Il clima ucciso da 90 aziende
di Suzanne Goldenberg
tradotto da Gianluca Martin

Due terzi dei gas serra emessi dall’inizio dell’Età industriali sono riconducibili a novanta aziende solamente. Petrolio, gas e combustibili fossili che hanno cambiato per sempre il clima e minacciano oggi la vita sulla terra. Il paradosso? Che i loro padroni, siano Stati siano privati, non accennano a voler cambiare le cose.

La crisi del clima del ventunesimo secolo è stata causata per gran parte da sole novanta aziende, che hanno prodotto complessivamente circa due terzi del gas serra generato a partire dall’inizio dell’era industriale, questo è ciò che dimostra una nuova ricerca. Queste aziende variano dalle multinazionali di proprietà di investitori, nomi molto conosciuti come Chevron, Exxon e BP, ad aziende statali sotto controllo del governo.

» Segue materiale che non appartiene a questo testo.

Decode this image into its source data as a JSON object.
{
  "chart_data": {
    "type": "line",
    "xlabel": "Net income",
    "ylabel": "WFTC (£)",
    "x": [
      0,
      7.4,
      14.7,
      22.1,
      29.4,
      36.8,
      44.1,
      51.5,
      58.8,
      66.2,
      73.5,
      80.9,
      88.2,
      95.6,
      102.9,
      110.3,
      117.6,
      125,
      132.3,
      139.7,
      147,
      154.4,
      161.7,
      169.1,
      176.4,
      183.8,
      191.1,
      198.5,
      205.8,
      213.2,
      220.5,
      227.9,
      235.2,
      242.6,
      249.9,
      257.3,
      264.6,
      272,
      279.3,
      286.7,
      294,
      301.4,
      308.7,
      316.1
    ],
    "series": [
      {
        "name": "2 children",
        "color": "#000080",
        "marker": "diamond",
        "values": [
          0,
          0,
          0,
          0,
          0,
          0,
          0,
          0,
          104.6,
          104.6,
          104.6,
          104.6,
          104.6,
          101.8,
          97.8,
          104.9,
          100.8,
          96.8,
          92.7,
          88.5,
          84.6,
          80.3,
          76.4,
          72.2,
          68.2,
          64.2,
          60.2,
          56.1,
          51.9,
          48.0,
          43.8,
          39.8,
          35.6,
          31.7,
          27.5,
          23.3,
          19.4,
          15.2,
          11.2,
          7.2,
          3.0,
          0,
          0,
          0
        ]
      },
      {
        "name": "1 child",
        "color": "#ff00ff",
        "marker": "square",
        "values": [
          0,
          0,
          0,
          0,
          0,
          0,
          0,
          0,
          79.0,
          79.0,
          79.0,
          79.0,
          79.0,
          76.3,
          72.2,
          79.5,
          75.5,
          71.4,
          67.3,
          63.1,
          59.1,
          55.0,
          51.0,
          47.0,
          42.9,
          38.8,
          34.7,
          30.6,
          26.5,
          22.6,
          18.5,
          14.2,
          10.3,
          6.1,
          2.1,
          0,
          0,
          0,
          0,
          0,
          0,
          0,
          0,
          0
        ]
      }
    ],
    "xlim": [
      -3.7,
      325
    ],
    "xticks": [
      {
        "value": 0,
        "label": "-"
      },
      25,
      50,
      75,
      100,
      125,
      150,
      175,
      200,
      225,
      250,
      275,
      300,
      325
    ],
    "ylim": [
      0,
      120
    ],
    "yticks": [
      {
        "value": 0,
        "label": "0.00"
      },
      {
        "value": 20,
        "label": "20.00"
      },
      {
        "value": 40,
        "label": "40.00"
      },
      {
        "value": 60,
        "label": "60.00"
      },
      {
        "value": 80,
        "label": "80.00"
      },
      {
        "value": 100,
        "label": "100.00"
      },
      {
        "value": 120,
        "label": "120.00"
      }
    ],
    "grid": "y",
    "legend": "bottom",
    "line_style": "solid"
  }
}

L’analisi, pubblicata dalla rivista Climatic Change, accolta dall’ex vicepresidente Al Gore come “un importante passo avanti”, ha stabilito che la maggior parte delle aziende operano nella produzione e commercio di petrolio, gas e carbone.

Richard Heede, climatologo e redattore presso il Climate Accountability Institute, in Colorado, ha affermato che “Nel mondo ci sono migliaia di produttori di petrolio, gas e carbone. Però prendendo solo quelli con poteri decisionali, i direttori esecutivi, o i ministri del carbone e petrolio si potrebbero riempire un autobus Greyhound o due”.

La metà delle emissioni prese in considerazione sono state prodotte solo negli ultimi 25 anni, ben oltre la data in cui i governi e le società avevano preso coscienza del fatto che le crescenti emissioni di gas serra da carbone e olio combustibile stavano causando un pericoloso cambiamento climatico.Molte di queste aziende hanno anche sostanziose riserve di combustibile fossile che, se bruciato, metterebbe il pianeta di fronte a un rischio molte volte superiore al pericoloso cambiamento climatico.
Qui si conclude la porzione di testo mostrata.